Par ailleurs, l'armée américaine a été contrainte d'utiliser une grande partie de ses stocks limités d'intercepteurs pour protéger les États arabes alliés du golfe Persique, puisant ainsi dans les munitions initialement desti
nées à la dissuasion face à la Chine dans le cadre du « pivot vers l'Asie », un plan de longue date.
L'Iran a également lancé plus de 500 missiles balistiques sur les territoires occupés lors de la guerre israélienne des Douze Jours en juin 2025, réduisant considérablement les stocks israéliens avant même le conflit actuel.
Cet épuisement s'est accentué après que les États-Unis auraient utilisé environ 25 % de leur stock de THAAD, ainsi qu'un nombre indéterminé de missiles Patriot et SM-3, pour défendre les territoires occupés par Israël lors de ce précédent conflit.
Outre leur coût élevé, les intercepteurs de missiles sont notoirement lents à produire.
Plus tôt cette année, Lockheed Martin a signé un accord avec le Pentagone pour porter sa production annuelle de 96 à 400 unités. Cependant, cette augmentation sera échelonnée sur les sept prochaines années et ne contribuera que très peu à atténuer les pénuries immédiates. Les États-Unis n'ont acquis que 12 intercepteurs THAAD en 2025 et ne devraient en recevoir que 37 cette année.
La doctrine militaire israélienne reposait sur une victoire rapide qui réduirait considérablement les tirs de missiles iraniens grâce à la destruction des stocks et des lanceurs.

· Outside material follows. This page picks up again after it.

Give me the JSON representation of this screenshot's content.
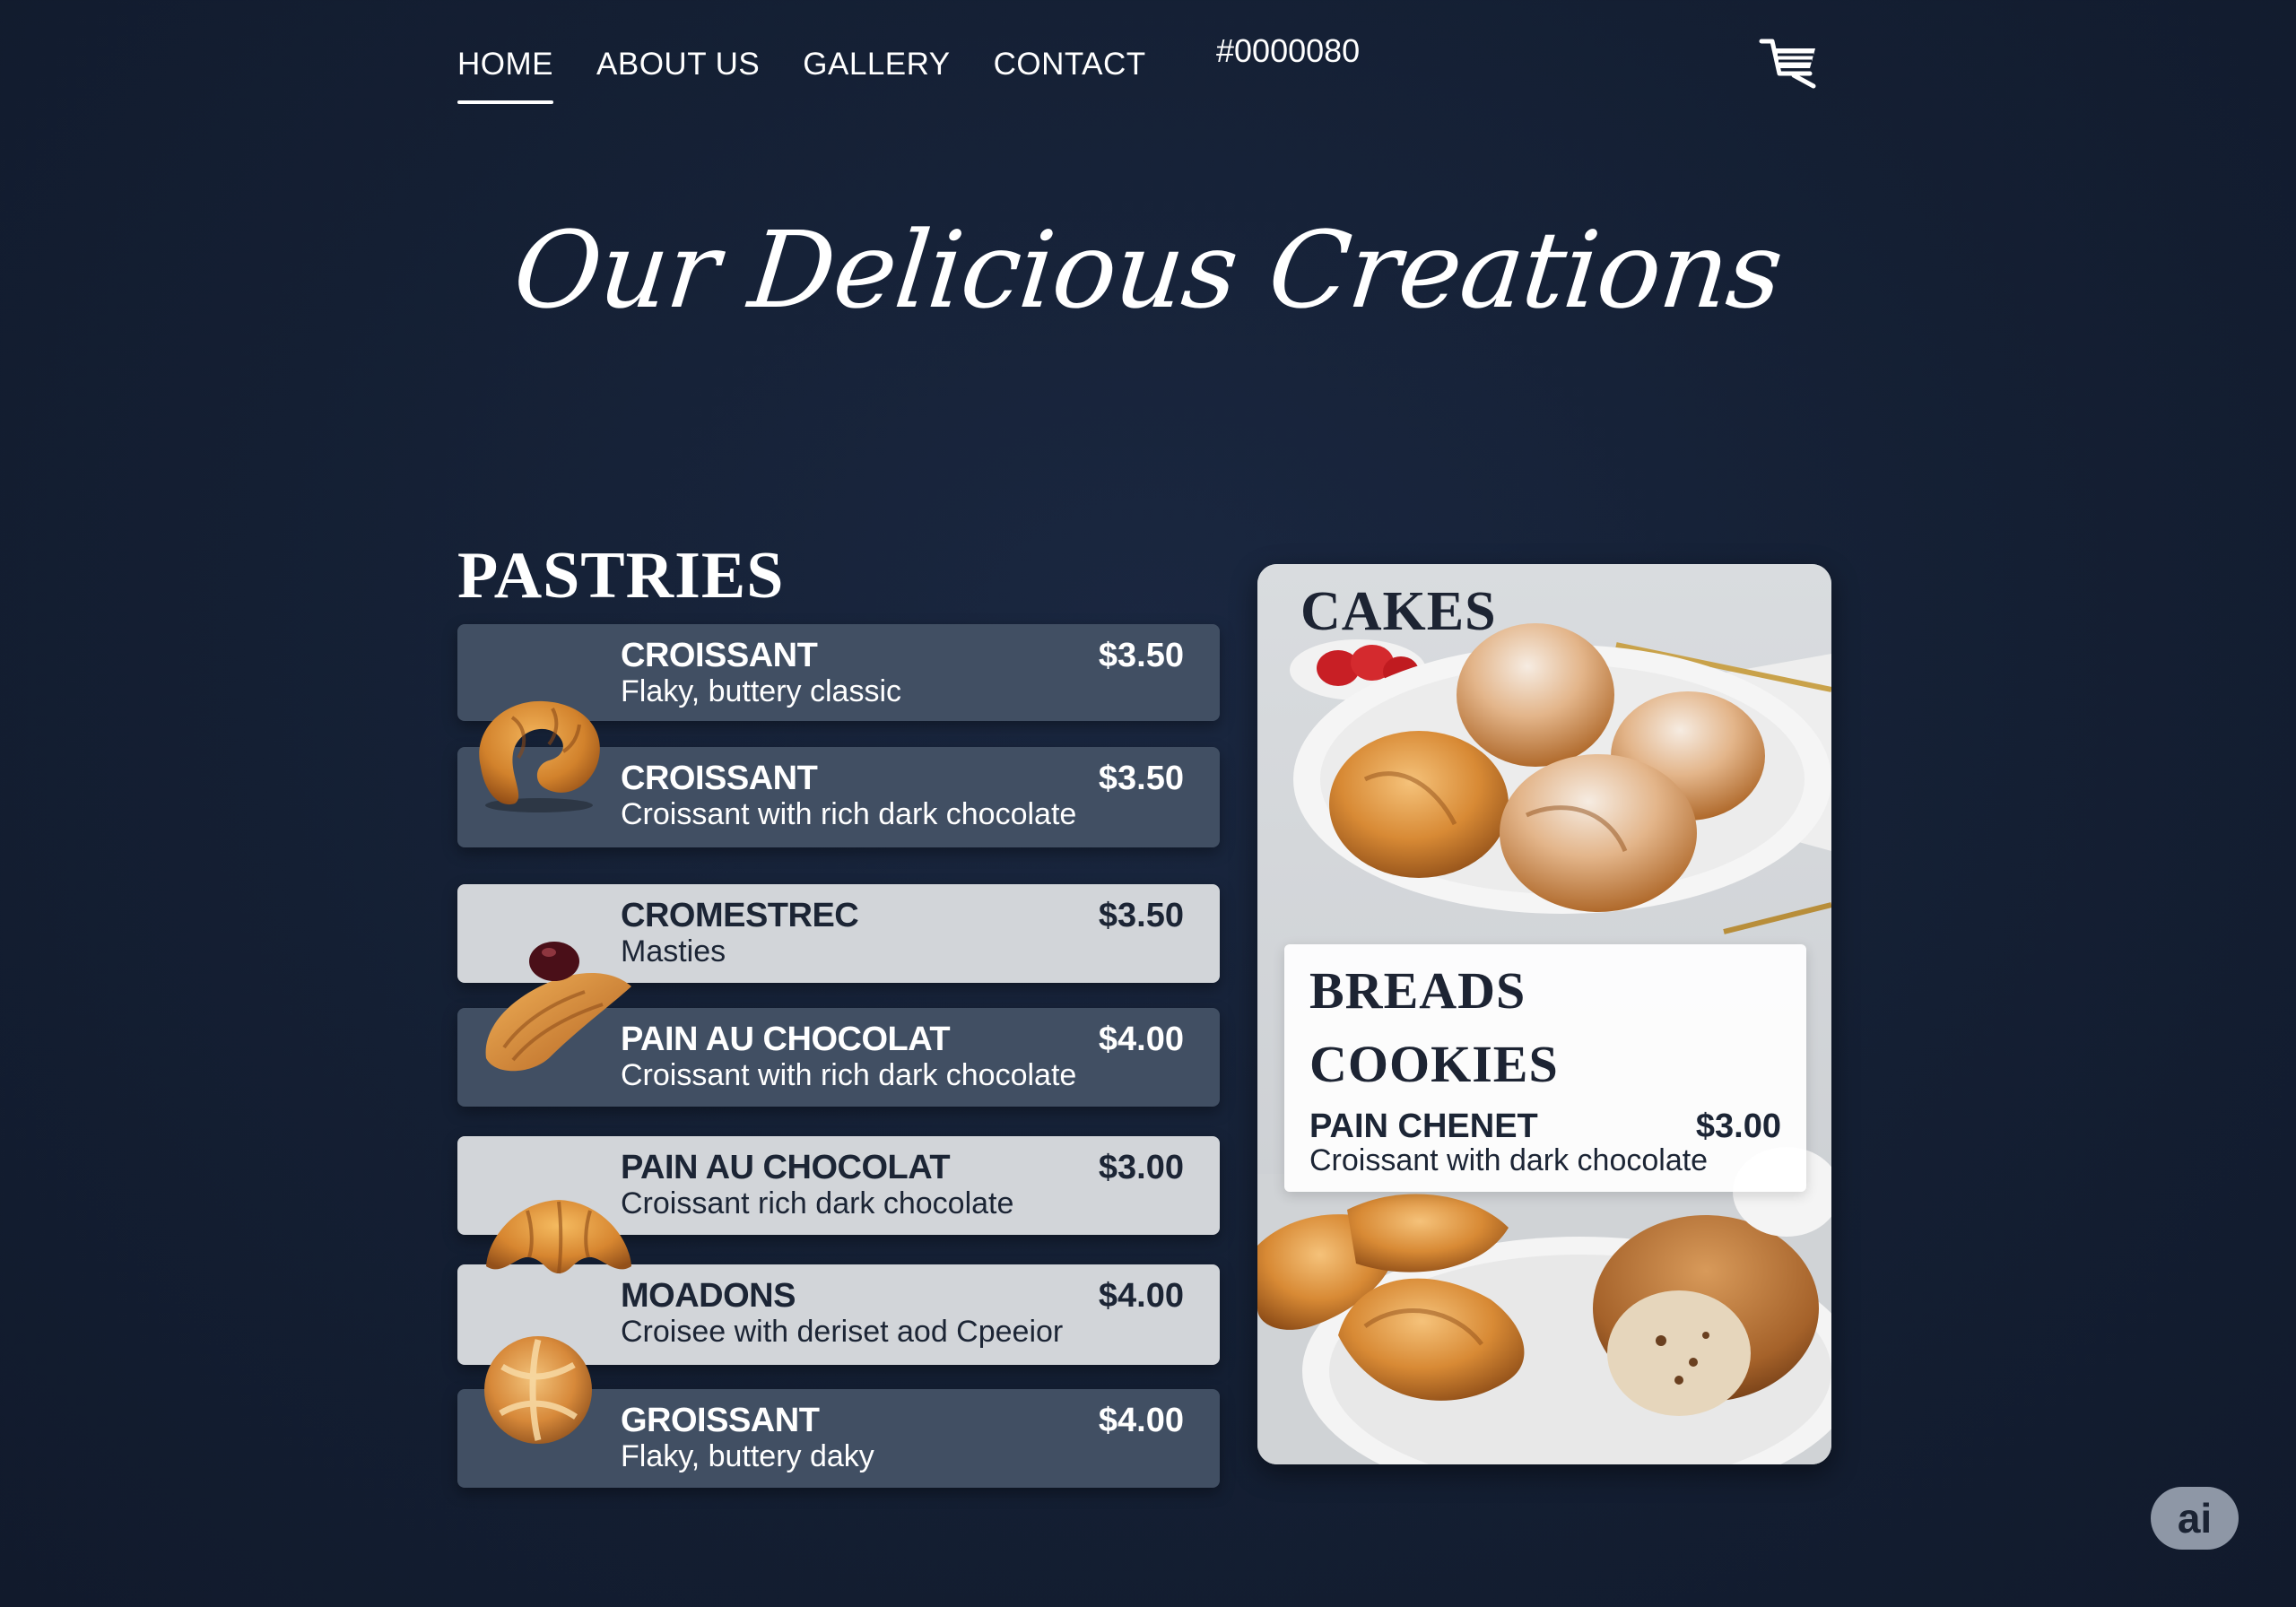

Malgré d'importantes campagnes aériennes américano-israéliennes et un soutien américain massif, les tirs de missiles iraniens se sont poursuivis à un rythme soutenu pendant des semaines. Les lanceurs mobiles et les bases souterraines profondément enfouies de l'Iran se sont révélés extrêmement résistants aux attaques.
L'entrée en guerre du Hezbollah et d'Ansarallah au Yémen a accentué la pression sur les défenses israéliennes.
Le ministre israélien de la Guerre, Israël Katz, a annoncé un plan d'augmentation de la production tout en niant tout problème sérieux.
Le 28 février, les États-Unis et Israël ont lancé une guerre d'agression non provoquée contre l'Iran. Ils ont assassiné le Leader de la Révolution islamique, l'Ayatollah Seyyed Ali Khamenei, et ont bombardé des sites nucléaires, des écoles, des hôpitaux et des infrastructures civiles.
Mercredi, le Conseil suprême de sécurité nationale iranien a annoncé un accord de cessez-le-feu de deux semaines, négocié par le Pakistan, après que les États-Unis ont accepté la proposition iranienne en dix points. Des négociations sont sur le point de débuter en vue d'un cessez-le-feu définitif.